Woodward explained that some of the first businesses to close as a result of lockdown, such as Costa and Starbucks, were also some of Deliciously Ella’s biggest retail customers, and so the brand had “hundreds and thousands of pounds of stock and absolutely nowhere for it to go”. So, the brand decided to go direct to customer (D2C).
“We set up a web shop in a week. We said we’d never go D2C, but there was an obvious opportunity there and we managed to sell all that stock on heavy discount,” said Woodward.
By contrast, in January 2022, widespread cases of the Omicron variant of Covid-19 meant the brand had no product in January, which made it difficult to fulfil orders.

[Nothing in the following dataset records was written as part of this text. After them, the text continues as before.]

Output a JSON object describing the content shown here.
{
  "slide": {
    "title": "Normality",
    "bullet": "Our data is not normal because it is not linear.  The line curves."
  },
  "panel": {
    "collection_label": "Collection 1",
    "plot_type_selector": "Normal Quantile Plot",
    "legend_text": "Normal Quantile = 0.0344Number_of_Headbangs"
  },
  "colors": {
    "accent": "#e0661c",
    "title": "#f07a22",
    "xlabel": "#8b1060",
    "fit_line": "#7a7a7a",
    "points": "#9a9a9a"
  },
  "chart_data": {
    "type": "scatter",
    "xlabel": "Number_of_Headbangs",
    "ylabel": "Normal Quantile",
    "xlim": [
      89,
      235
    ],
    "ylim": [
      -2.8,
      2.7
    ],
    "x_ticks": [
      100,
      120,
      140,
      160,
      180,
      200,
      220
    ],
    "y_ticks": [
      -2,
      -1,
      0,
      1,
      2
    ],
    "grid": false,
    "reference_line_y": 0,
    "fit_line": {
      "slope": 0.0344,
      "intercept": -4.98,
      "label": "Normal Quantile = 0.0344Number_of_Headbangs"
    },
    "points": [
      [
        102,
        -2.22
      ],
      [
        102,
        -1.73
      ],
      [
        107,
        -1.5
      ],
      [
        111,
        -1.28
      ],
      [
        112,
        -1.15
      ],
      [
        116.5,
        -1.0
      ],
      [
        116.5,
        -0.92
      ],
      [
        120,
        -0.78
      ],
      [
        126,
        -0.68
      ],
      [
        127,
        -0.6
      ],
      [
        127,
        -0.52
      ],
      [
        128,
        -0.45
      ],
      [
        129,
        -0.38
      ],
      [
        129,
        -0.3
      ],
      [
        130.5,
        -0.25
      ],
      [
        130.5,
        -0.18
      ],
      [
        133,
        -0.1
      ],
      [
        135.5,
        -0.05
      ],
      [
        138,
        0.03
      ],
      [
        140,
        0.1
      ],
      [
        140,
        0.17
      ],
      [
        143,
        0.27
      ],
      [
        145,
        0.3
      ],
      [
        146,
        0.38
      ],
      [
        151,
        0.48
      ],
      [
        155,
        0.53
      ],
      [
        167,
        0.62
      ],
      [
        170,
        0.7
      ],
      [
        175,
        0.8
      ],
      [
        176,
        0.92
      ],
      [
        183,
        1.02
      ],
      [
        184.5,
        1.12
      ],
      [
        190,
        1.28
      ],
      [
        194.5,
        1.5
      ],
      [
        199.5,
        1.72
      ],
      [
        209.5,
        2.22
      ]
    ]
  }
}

Luckily, Woodward said the business has been adaptable, always striving to be able to “change at lightspeed” when needed. Because of the “rate of change” over the past 10 years, especially as a result of the pandemic, Woodward added: “I never would have expected us to be where we are today, even a few years ago, so I feel really reticent to say, ‘This is where we’ll be in two years’.”
While selling products through a website had never been on the cards for the brand before the pandemic, Deliciously Ella kept its web shop, which became useful when launching in other countries – in 2022, the brand launched in Austria, with plans to launch in Germany and in the US.
In the US especially, Woodard said the D2C element of the business will be “a much bigger part” of the business than in the UK, where the brand “didn’t want to jeopardise” the established retail business it already had in place.
“In building the brand, it has been easier to do that with…traditional retail, but [online] has become a sizeable part of the business and will be more important to us as we launch internationally.”